Évidemment qu’elle l’avait remarqué. Jonathan réalisa ce fait lorsque cette dernière le pointa du menton en s’adressant à un passant. Oups? Il ferait bien de tourner les talons pour se réfugier dans son laboratoire puisqu’il prédisait que rien d’intéressant –et encore moins d’utile- ferait surface en l’abordant. Le dos tourné alors qu’il s’apprêtait à prendre la fuite, le professeur grimaça en entendant la voix d’une vieille l’appeler de nom. Mince, trop tard pour prendre refuge. Il s’était retourné pour la fixée en soupirant d’un air embêté. Louise? Génial, il s’en souviendra mais pour l’instant, il n’en avait pas grand-chose à faire.

-De toute évidence.’’ Souffla-t-il lorsqu’elle mentionna ne plus avoir l’habitude des présentations.

S’il se montrait froid, c’est qu’il n’avait aucun intérêt à socialisé avec cette femme qui ne lui avait démontré aucune qualité respectable. Si elle avait besoin d’aide, il l’aidera –potentiellement- sous les mêmes conditions que n’importe qui d’autres mais les présentations et le grand blah blah amicale n’était tout simplement pas quelque chose qu’il souhaitait tenté d’entretenir avec une personne comme elle. Elle répliqua et puis bon, finalement elle semblait vouloir se montrer utile au groupe, c’était déjà bien. Peut-être qu’il avait conclus un peu trop rapidement sur le jugement qu’il lui avait porté mais il doutait toujours qu’il développera un intérêt particulier à discuter avec elle. Il l’invita à le suivre d’un geste de la main. Si elle souhaitait aider le groupe, sans doute qu’il lui trouvera quelque chose à faire ou au moins, lui pointé dans la bonne direction. Il n’était pas question qu’une vieille aux mains tremblante vienne l’assister dans son laboratoire mais il connaissait les tâches de chaque membres du groupe et avait généralement une bonne idée de qui pourrait utiliser un coup de main supplémentaire. Par contre, Jonathan était un homme bien compliqué et obtenir son aide pouvait parfois s’avérer être un processus tout aussi rigoureux.

-Si tu peux, tu feras.’’
Commença-t-il en marchant au rythme de Louise, conscient qu’il devra trainer le pat pour elle dut à sa blessure.

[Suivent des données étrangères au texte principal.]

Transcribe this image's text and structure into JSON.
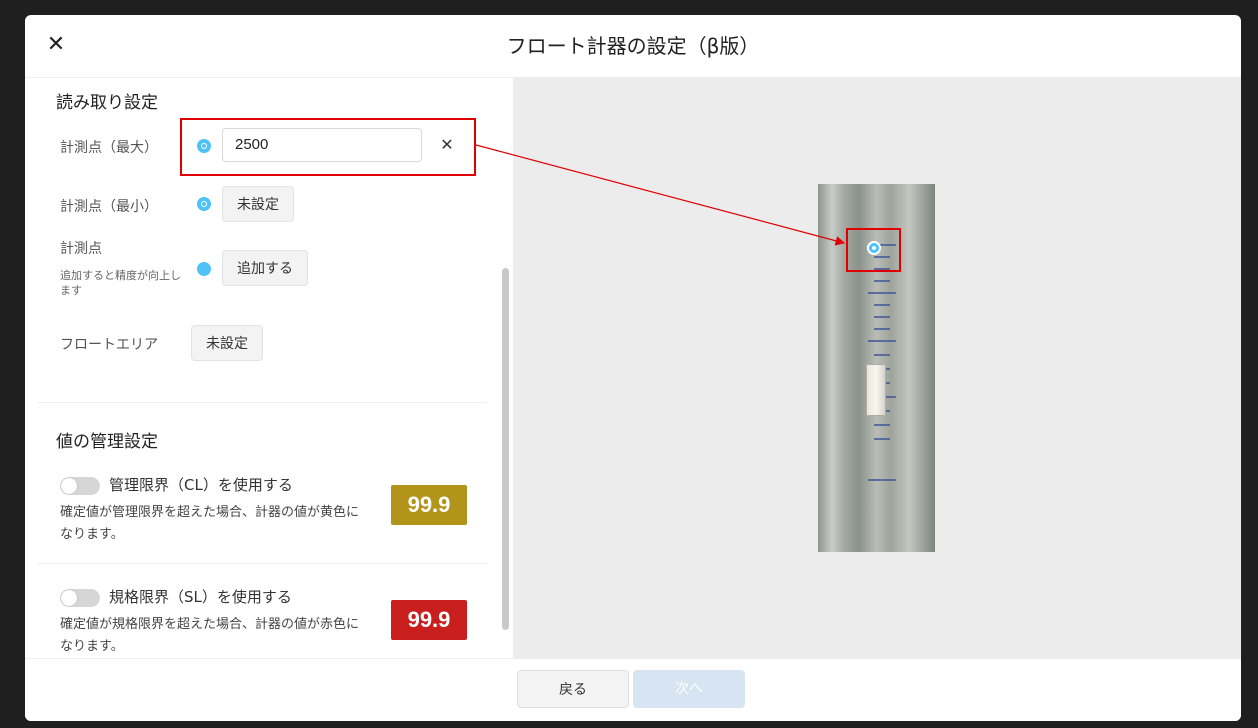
{
  "dialog": {
    "title": "フロート計器の設定（β版）",
    "close_icon": "close-icon"
  },
  "reading": {
    "section_title": "読み取り設定",
    "max_point": {
      "label": "計測点（最大）",
      "value": "2500"
    },
    "min_point": {
      "label": "計測点（最小）",
      "button": "未設定"
    },
    "point": {
      "label": "計測点",
      "note": "追加すると精度が向上します",
      "button": "追加する"
    },
    "float_area": {
      "label": "フロートエリア",
      "button": "未設定"
    }
  },
  "management": {
    "section_title": "値の管理設定",
    "cl": {
      "toggle_label": "管理限界（CL）を使用する",
      "description": "確定値が管理限界を超えた場合、計器の値が黄色になります。",
      "badge": "99.9",
      "badge_color": "#b3941b",
      "enabled": false
    },
    "sl": {
      "toggle_label": "規格限界（SL）を使用する",
      "description": "確定値が規格限界を超えた場合、計器の値が赤色になります。",
      "badge": "99.9",
      "badge_color": "#c81e1e",
      "enabled": false
    }
  },
  "footer": {
    "back": "戻る",
    "next": "次へ"
  },
  "colors": {
    "marker": "#4fc3f7",
    "highlight": "#e00000",
    "next_disabled": "#d6e5f1"
  }
}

‘’Il est essentielle que tu réalises que nous n’avons personne à la tête de notre assortiment exceptionnelle et oh combien inexemplaire mais qui dans la course, roule à cent mille à l’heure sans fracas alors tu devras t’y faire dès que tu auras passé les prérequis dont je juge personnellement nécessaires si tu souhaites que je te guide vers ta juste place parmi nous. Elle te sera offerte sur un plateau d’argent parce que tu trouveras meilleur introducteur que moi uniquement dans quelques années lumières avec de la chance… Et l’immortalité, donc je corrige : tu ne trouveras jamais meilleur.’’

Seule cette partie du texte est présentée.